Method for recording malfunctions in a device for introducing and/or modulating the passage of air, placed inside a no-frost refrigerator

Abstract

 Method for recording the malfunctioning of a device for introducing and/or regulating air, as a result of the formation of ice on its moving parts, and an automatic method for resuming its functionality capable of melting ice that has previously formed, without using heating elements.

Description

[0001] The present invention concerns a method for recording malfunctions in a device for introducing and/or modulating the passage of air, placed inside a "no-frost" refrigerator.

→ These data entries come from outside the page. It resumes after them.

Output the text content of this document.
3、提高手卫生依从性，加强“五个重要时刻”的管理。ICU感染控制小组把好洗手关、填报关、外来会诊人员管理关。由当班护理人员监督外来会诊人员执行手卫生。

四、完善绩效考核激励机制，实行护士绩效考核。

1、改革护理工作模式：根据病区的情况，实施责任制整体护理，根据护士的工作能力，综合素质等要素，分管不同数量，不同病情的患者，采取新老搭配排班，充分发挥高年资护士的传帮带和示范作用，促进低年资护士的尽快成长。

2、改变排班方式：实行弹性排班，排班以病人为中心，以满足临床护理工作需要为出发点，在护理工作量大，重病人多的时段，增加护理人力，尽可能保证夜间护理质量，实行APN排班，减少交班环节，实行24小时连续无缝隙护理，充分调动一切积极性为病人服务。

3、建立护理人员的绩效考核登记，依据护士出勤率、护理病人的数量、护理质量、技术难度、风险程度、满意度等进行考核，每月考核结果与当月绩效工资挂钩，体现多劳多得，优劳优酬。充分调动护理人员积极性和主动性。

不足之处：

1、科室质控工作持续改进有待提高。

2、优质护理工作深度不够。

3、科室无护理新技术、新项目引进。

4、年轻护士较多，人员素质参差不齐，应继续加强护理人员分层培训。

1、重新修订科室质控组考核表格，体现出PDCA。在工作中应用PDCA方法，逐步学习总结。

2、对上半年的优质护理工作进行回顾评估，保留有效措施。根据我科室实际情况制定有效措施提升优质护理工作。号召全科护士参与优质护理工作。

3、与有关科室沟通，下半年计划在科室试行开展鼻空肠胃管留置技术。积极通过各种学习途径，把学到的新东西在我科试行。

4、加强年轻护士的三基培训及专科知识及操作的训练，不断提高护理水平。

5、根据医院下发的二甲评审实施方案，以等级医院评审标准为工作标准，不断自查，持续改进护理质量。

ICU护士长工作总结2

[0002] A "no-frost" refrigerator is typically composed of a first refrigerated compartment for preserving frozen foodstuffs, in which a refrigerating unit (typically an evaporator) is located, and of a second refrigerated compartment, cooled with the cold air conveyed from the first compartment by means of a system of conduits (delivery and return), fans and devices for introducing and/or regulating air flow. The second compartment is set to a higher temperature than the first one.

[0003] As an example, while the first compartment is set to a temperature comprised between -12°C and -24°C, the second compartment is set to another temperature comprised within a range, for example, between 0°C and +8°C, in the case of a refrigerator compartment, or between -2°C and +3°C in the case of what is normally called a zone "0-degree".

[0004] One of the operating problems that can normally be found in devices for regulating and/or introducing cold air consists in the formation of ice on the moving parts that open, close and/or regulate the passage of air, preventing any movement of said device. The consequence of this malfunction is that of not subsequently being able to cool the second compartment, if the device jams in the closed position, or of continuously introducing cold air without consequently being able to regulate the temperature of the second compartment, where the device jams in an open position. In both these cases the foodstuffs are not properly preserved in the refrigerator.

[0005] This problem is normally resolved by including in the device suitable heating resistor elements, capable of preventing or eliminating the formation of ice, allowing the device to function normally. Such resistor elements, as well as making the job of the compressor more difficult, reducing the energy efficiency of the household appliance, have a negative effect on the final cost of the product.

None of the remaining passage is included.